Behavior of cold-formed steel wall stud with sheathing subjected to compression

Abstract A detailed experimental investigation of the axial performance of sixteen full-scale cold-formed steel (CFS) walls is presented. The impact of various parameters, such as sheathing configuration, type and layer of wall panels, stud section and spacing, and joint details of wall panels, is discussed, and some important conclusions are formulated. Based on the design rules of AISI S100-12, the nominal axial bearing capacities of wall studs were predicted and compared with those identified in the experimental investigation. However, the failure modes of wall studs predicted by AISI were quite different from those found in the present experiments, implying the inadequacy of current design rules.

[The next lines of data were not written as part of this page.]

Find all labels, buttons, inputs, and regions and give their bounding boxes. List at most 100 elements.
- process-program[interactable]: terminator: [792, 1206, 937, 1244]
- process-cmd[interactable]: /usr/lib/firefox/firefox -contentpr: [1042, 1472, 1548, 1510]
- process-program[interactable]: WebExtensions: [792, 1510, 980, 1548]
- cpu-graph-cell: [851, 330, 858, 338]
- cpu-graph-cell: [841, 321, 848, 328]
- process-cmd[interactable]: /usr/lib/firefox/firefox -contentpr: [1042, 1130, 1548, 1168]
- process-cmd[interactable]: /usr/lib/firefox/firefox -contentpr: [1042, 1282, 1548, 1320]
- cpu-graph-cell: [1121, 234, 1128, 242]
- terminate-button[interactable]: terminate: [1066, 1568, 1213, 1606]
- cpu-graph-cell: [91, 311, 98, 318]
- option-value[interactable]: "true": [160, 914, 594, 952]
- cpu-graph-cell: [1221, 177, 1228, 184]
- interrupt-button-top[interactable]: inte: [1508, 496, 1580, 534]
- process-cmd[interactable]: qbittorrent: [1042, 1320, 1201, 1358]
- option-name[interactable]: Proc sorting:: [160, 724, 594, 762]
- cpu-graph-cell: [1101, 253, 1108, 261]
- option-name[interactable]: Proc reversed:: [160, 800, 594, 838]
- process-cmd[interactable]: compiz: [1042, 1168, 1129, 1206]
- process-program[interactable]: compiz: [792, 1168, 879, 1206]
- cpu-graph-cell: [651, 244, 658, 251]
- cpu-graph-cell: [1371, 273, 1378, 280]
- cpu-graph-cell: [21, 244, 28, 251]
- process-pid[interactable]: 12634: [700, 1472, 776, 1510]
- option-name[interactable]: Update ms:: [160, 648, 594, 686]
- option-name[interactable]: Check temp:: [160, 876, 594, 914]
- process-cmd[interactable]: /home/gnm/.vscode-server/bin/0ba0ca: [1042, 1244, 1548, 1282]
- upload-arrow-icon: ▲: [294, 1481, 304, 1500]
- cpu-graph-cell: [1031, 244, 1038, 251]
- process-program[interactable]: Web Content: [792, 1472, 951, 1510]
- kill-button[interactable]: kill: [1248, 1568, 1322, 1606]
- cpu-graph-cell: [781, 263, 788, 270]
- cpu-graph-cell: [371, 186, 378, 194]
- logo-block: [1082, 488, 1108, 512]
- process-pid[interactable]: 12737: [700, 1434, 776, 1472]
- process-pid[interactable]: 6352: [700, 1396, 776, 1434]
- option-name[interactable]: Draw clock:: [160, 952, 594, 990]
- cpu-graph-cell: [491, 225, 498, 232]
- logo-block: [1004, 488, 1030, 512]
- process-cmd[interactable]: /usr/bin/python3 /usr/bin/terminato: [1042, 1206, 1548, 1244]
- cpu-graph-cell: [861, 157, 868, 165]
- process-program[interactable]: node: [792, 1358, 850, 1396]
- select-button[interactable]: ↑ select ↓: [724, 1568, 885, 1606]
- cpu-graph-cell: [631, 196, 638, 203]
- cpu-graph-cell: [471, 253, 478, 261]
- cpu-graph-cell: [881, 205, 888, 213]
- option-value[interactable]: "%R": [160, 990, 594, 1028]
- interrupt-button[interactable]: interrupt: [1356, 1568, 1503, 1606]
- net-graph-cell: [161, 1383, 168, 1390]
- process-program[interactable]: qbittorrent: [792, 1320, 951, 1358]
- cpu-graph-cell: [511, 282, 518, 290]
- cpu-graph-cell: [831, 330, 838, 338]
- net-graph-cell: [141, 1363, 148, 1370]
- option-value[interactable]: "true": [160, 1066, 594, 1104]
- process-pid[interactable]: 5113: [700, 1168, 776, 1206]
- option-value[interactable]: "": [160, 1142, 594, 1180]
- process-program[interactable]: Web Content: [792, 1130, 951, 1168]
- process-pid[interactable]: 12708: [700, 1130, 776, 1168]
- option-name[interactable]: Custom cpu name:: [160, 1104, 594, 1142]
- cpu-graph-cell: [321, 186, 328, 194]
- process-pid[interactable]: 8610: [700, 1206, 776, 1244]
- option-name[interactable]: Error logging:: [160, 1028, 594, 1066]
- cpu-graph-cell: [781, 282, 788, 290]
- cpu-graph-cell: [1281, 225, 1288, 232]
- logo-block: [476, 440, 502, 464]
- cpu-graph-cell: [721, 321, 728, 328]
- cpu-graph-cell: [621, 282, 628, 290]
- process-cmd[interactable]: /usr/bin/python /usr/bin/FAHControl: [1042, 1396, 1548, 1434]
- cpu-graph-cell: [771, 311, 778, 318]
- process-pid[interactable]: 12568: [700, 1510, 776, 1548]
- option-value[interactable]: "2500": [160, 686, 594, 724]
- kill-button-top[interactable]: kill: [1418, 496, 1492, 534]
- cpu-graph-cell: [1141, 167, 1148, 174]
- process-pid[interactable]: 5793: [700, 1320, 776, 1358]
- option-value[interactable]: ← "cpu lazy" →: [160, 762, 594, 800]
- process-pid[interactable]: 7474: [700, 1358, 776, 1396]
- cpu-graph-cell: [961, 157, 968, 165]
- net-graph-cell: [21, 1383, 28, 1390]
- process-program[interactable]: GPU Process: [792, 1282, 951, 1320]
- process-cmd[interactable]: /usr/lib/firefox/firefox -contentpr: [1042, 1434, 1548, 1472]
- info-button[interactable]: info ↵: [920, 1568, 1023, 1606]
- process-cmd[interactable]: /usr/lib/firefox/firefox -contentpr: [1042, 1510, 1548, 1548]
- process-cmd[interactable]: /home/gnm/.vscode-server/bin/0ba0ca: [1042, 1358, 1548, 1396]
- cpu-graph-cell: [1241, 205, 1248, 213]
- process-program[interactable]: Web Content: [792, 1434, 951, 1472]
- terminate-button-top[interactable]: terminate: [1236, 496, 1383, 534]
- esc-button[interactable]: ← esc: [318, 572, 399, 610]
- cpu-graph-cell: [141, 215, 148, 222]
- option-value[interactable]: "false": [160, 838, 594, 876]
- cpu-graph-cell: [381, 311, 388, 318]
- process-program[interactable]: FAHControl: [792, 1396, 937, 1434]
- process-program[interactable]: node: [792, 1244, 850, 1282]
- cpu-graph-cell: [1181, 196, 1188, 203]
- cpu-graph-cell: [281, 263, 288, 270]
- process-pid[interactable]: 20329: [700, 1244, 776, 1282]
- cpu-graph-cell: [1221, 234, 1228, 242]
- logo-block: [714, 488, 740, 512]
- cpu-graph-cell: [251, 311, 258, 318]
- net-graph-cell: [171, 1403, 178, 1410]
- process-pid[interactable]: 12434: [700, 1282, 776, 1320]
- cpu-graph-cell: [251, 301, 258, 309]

In addition, a finite element model of CFS walls under axial compression was developed and is described in detail, including element type, applied load definition, material properties, screw connectors, and initial imperfections. The ratios of the axial loading capacities of the wall studs given by the finite element model to those of the present experimental results were between 0.91 and 1.18, and the failure mode from the numerical simulation was in accordance with the experimental phenomenon. Moreover, a simplified numerical model of CFS walls was built by ignoring the existence of wall panels and steel tracks and replacing the screw connectors with lateral restrainers at the corresponding positions of the wall studs. The results showed that the predicted loading capacity and the failure mode obtained from the simplified numerical model also compared well to the experimental results, with good efficiency and convergence in computation.